When I was young the whole experience used to scare me. I remember once when I was about five it happened, and it felt/sounded like a train was being driven through the center of my head. Crashing and relentless, blotting out all other sound - all I could do was curl up and wait for it to end.

In my teens I got curious, and on one occasion wondererd what an orgasm would feel like in this state, so the next time it happened I masturbated. The orgasm was like the music, dull and heavy, muffled and indistinct, like the writing on an overinflated balloon.

These attacks happened irregularly, sometime seperated by a fortnight, sometimes for months. On averge I'd say they happened every three months. Between about 25 and 35, I think they became about half as frequent, but now they're happening about as often as before.

I've always been perversely ashamed of these episodes, and I hated having to tell anyone about them.But now I realise this shame is just as unhelpful as all the other shames I've discarded over the years. So now I'm telling you.

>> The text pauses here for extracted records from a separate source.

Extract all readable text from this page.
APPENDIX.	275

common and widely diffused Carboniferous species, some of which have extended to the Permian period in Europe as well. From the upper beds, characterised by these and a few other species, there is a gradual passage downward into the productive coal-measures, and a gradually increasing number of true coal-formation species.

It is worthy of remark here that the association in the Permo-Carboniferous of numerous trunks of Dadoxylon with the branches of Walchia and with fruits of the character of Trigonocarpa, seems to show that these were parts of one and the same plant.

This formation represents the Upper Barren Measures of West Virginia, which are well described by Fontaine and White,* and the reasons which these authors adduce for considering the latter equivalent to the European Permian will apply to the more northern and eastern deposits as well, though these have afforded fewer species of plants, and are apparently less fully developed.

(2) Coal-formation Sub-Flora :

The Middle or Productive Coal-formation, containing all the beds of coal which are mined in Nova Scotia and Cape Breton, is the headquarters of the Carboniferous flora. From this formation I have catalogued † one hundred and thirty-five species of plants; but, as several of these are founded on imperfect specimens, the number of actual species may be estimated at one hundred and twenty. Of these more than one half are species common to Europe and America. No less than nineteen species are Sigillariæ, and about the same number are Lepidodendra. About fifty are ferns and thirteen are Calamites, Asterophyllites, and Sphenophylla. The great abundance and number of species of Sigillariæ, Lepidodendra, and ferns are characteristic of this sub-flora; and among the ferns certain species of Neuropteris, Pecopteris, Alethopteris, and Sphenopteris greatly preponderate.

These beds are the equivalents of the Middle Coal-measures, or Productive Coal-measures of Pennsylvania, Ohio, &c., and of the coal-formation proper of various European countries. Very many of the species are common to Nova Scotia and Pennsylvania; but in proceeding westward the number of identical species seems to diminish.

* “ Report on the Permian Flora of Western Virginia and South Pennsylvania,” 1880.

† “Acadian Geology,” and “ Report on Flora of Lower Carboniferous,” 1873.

Perhaps this is quite a common experience, I don't know. Nowadays it's more an inconvenience than a problem, but I'm vaguely curious to know what's really going on in my brain.

1 comment:

  1. Wow. Great description of the event.
    I've been in the presence of epileptics, and it's an unnerving experience, esp since I hope the person is okay and not hurt.

    Have you seen a doctor? They may have some treatment that can help you reduce the episodes.

    I do have one question thought. Do these episodes happen after eating cheese biscuits and hot chocolate?